New Zealand coach Steve Hansen pays touching tribute to Anthony Foley
All Blacks coach Steve Hansen today paid tribute to the late Anthony Foley ahead of his team’s meeting with Ireland at Soldier Field on Saturday.
The New Zealander opened his team announcement press conference by congratulating the local baseball team, the Chicago Cubs, who won the World Series for the first time since 1908 before speaking about the Munster head coach who passed away 19 days ago.
Foley played against the All Blacks three times during his Ireland career and also faced Hansen when he was coach of Wales, while he said the New Zealanders who have played under Foley have spoken highly of his coaching.
“Before we start, there's a few things I'd like to say,” he said before taking questions at his side’s base in Chicago.
“One is, I'd like to congratulate the Chicago Cubs and all of their fans on a great victory. It was a special night for them last night, a special game actually.
“To be able to win something after 108 years of trying is something special, so we'd like to congratulate them.
“And on a more sombre note, we haven't had the opportunity and we have the Irish people here, we'd like to convey a message of sympathy and best wishes to the Foley family on the death of Anthony.
“It was a tragedy and one that was felt right throughout the world, our thoughts and prayers are with them.”
“I didn't know him that well but when you're in the game as long as we've been we certainly knew he was a good player.

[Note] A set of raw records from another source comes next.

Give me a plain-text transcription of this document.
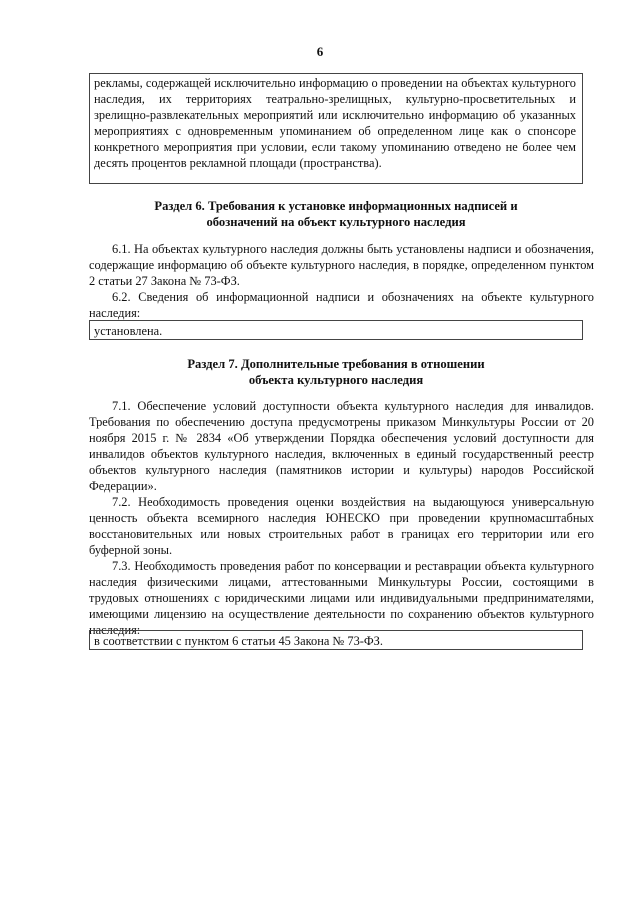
6
рекламы, содержащей исключительно информацию о проведении на объектах культурного наследия, их территориях театрально-зрелищных, культурно-просветительных и зрелищно-развлекательных мероприятий или исключительно информацию об указанных мероприятиях с одновременным упоминанием об определенном лице как о спонсоре конкретного мероприятия при условии, если такому упоминанию отведено не более чем десять процентов рекламной площади (пространства).
Раздел 6. Требования к установке информационных надписей и
обозначений на объект культурного наследия

6.1. На объектах культурного наследия должны быть установлены надписи и обозначения, содержащие информацию об объекте культурного наследия, в порядке, определенном пунктом 2 статьи 27 Закона № 73-ФЗ.

6.2. Сведения об информационной надписи и обозначениях на объекте культурного наследия:

установлена.
Раздел 7. Дополнительные требования в отношении
объекта культурного наследия

7.1. Обеспечение условий доступности объекта культурного наследия для инвалидов. Требования по обеспечению доступа предусмотрены приказом Минкультуры России от 20 ноября 2015 г. № 2834 «Об утверждении Порядка обеспечения условий доступности для инвалидов объектов культурного наследия, включенных в единый государственный реестр объектов культурного наследия (памятников истории и культуры) народов Российской Федерации».

7.2. Необходимость проведения оценки воздействия на выдающуюся универсальную ценность объекта всемирного наследия ЮНЕСКО при проведении крупномасштабных восстановительных или новых строительных работ в границах его территории или его буферной зоны.

7.3. Необходимость проведения работ по консервации и реставрации объекта культурного наследия физическими лицами, аттестованными Минкультуры России, состоящими в трудовых отношениях с юридическими лицами или индивидуальными предпринимателями, имеющими лицензию на осуществление деятельности по сохранению объектов культурного наследия:

в соответствии с пунктом 6 статьи 45 Закона № 73-ФЗ.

The All Blacks played against him on a couple of occasions.
“His coaching, he's coaching a Kiwi boy there and they're good mates and there's a lot of respect for him.
The Cubs end of a long wait is being seen as a pre-cursor for a first Ireland victory over New Zealand in some rather optimistic quarters, but Hansen isn’t buying the narrative.
“I listened to Joe (Maddon), the Chicago coach saying that curses and such things aren't what make sport, it's actually the process of getting across the line that makes it,” he said.
“So, I know that this Irish side is a good team, last time we played them they should have won and they've only gotten better since then.
“They'll be disappointed by what happened at the World Cup, but I think they had a lot of injuries unfortunately through the tournament and that put them under a lot of pressure.
“They probably didn't have the success they wanted, but they've continued on and beaten South Africa, had a great series about them.
“They'll be full noise, so we'll need to be full noise too.”
Hansen has selected Jerome Kaino in the second-row after losing his first choice pairing of Sam Whitelock and Brodie Retallick to injury and reserve Luke Romano due to a family bereavement.
And he is confident the experienced flanker can deputise without any issues, while Scott Barrett – brother of the brilliant out-half Beauden – will make his debut off the bench.
“We've got Sam and Brodie sniped a couple of weeks ago, so they're not available and unfortunately Luke Romano's had a bereavement in his family and we send our best wishes to him and Hannah,” he said.
“Then we've got a young guy who has not played a Test match, he's only been in and around the team for four days, so we just felt it was better for him coming off the bench.
“JK covered lock for us at the World Cup and he covered lock for us during this season, so we're relatively comfortable that he'll be OK.
“He's a good scrummager and we've got quite a bit of variation in our lineout, so...”
Ireland came close to beating the world champions on their last meeting in 2013 and Hansen is preparing his troops for a tough game with a competitive aerial battle in the Windy City.
“We're expecting a physical encounter, one where they'll kick the ball a fair bit. Sexton and Murray are both key guys at driving them around the park and have real variation in their kicking game,” he said.
“Their chase of their kicks is good, they’ll compete in the air. They score a lot of points off their lineout, so they’ll see that as a part of their game they’ll want to get right, whether it be from driving mauls or scoring plays off it.
“They like to play little set-plays that they’ll have worked out, ‘we think they’re vulnerable here,’ so they’ll jack up a set play to exploit that. We’ve got to make sure we plug those holes.”